My husband’s schedule eventually changed and he could not longer look for a church with me. He now works every Sunday morning. However, I didn’t want it to end there. I yearned for the community I once knew and the growth I once had in my life. I turned to a church I grew up in here in Colorado and decided to start attending.

You might think, well why did you leave that church in the first place? I left because I went to college four hours away from this church. After I graduated from college, I moved to another small mountain town where I met my husband. When we moved back to the Denver area, we wanted to start fresh together in a church where no one knew us and that is when we found the first church I discussed in this article.

When I entered the doors of my now current church, I felt like I was home and had never left. Everyone was very welcoming and warm and very inviting to my family. I left that day feeling complete again. Now, every Sunday, I want to go back and join the community in events, worship and even join a bible study.

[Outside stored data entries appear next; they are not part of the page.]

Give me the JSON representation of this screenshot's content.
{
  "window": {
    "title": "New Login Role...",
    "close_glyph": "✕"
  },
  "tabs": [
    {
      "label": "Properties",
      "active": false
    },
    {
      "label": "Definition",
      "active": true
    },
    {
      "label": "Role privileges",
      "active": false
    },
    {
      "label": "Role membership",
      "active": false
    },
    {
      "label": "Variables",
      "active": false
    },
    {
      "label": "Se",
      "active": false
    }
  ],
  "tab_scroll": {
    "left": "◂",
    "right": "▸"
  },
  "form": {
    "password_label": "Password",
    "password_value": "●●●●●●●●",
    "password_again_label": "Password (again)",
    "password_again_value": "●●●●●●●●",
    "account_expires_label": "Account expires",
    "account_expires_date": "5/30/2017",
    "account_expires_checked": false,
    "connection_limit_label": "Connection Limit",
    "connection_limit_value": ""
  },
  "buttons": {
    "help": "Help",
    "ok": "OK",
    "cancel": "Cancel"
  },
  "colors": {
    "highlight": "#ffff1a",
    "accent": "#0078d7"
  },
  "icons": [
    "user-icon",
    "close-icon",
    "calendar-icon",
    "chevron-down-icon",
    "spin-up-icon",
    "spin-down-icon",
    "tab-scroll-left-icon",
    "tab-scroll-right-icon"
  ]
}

My point throughout all this is that community is an important part of our spiritual growth. It might take us a little while to find the right community or the right church to fit in to but when you do find it, stick with it. I learn so much from the people of Good News Community Church every single week. The lessons we all have learned can be passed on to each other and we can be there for each other when hard times come around. That is a valuable thing to have in your life.

So if you think community is necessary for your spiritual growth and you feel like you are shriveling up and drying out, try to find that community. I promise, when you find the right church for you and you stick with it, you will grow in ways you never thought possible.